Expose public api
Created by: Zach DeCook
lexconvert is a great command line script; it should also expose a public api, so that other python programs can use it directly.
Possible usage (assuming I have no syntax errors)
import lexconvert
espeakPhones = lexconvert.phones2phones('unicode-ipa',to='espeak',u"ˌaɪpˌiˈeɪ")
assert espeakPhones == lexconvert.phones2phones('unicode-ipa',u"ˌaɪpˌiˈeɪ")['espeak']
# I imagine there's also a pythony way to read to and write from a file stream
# (or yield output as it's needed)
# That may also be a good thing to support.
"Public" functions should be clearly documented and must be expected to stay stable though minor version bumps.
This would also help with #3 (closed) since it's simpler to unit test functions than mocking command line arguments and capturing stdout.
Imported comments:
By Silas S. Brown on 2019-10-03T10:36:26.627Z
This also depends on making the version numbers make more sense than they do now (perhaps SemVer?) Originally I started at something like 0.1 and generally incremented whichever decimal place felt appropriate to what I'd just done, so now we're at 0.27. But if we're going to start a stable API we need to define what counts as "major" versus "minor" version bumps. Perhaps we should start with a Python 3 version called 1.0.0 and go from there?
You can already import lexconvert
and do lexconvert.convert(phonemes,from,to)

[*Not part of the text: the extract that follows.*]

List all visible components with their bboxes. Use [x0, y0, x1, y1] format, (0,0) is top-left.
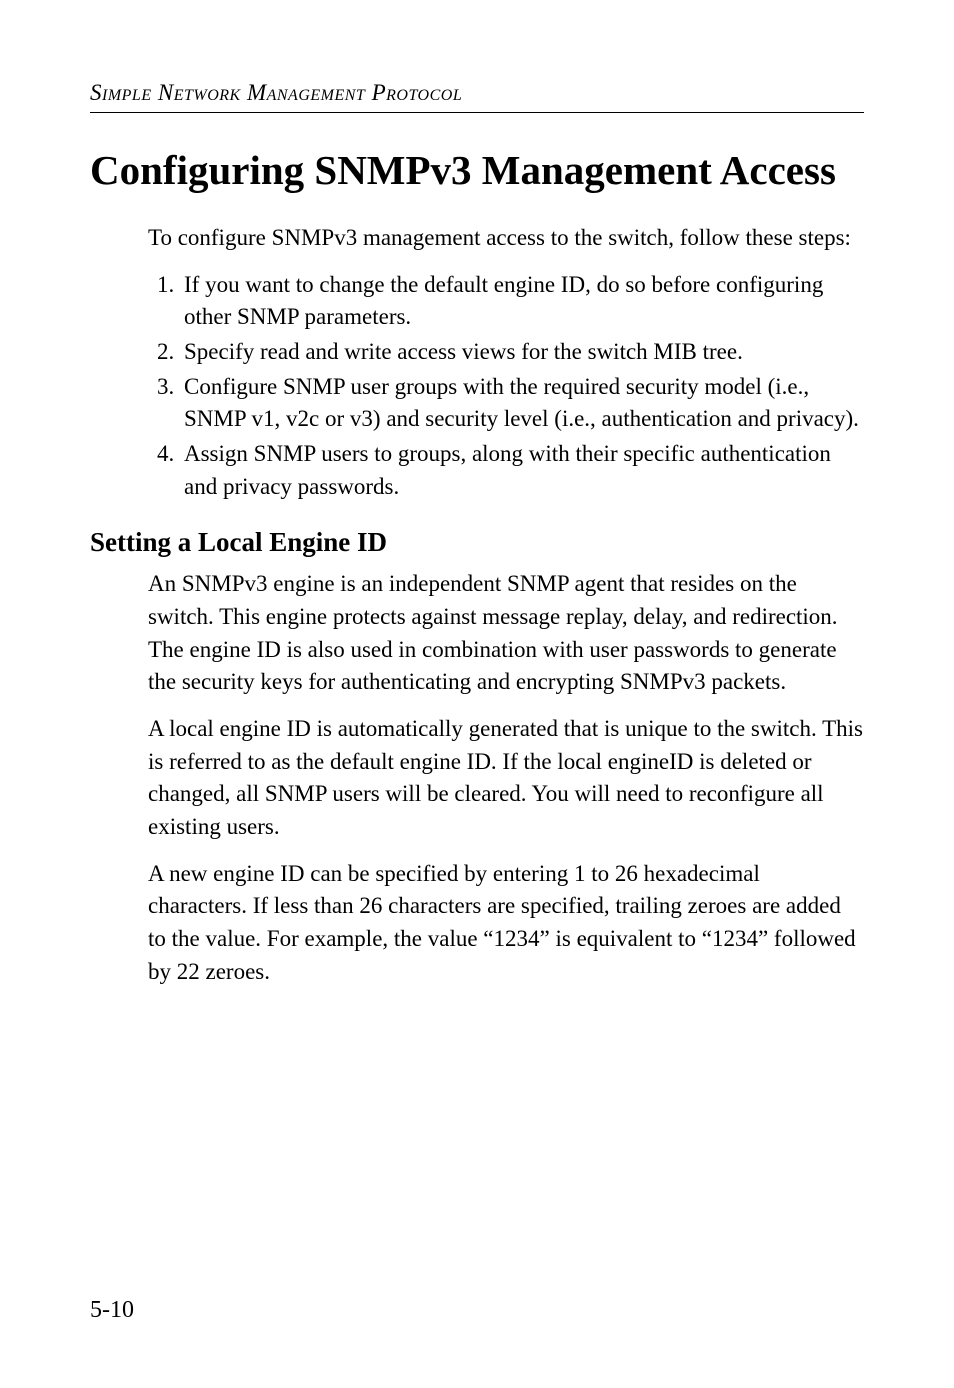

(I've done this in throwaway scripts), so we might want to make that official.
Related though is this whole "byte strings versus Unicode strings" issue that's going to make the migration to Python 3 a headache. I think the current status is that some functions could take either without trouble, while others assume one or the other.
Another annoyance is going to be the way some of the code looks at os.environ
for extra configuration options (like KANA_TYPE
and DTALK_COMMAND_CODE
and SPEAKJET_BINARY
and BRAILLE_UNICODE
, plus rather too many in the BBC Micro option). Since some of this environment-consulting happens at module-load time, it cannot (in its current form) be properly tested without reloading the module. It's basically a consequence of the way LexFormats
works: I tried to give it enough general options for most formats, but there were some pesky little exceptions that just didn't seem to fit in very well and I ended up saying "oh, just check os.environ
for it". There's probably a better way of doing that.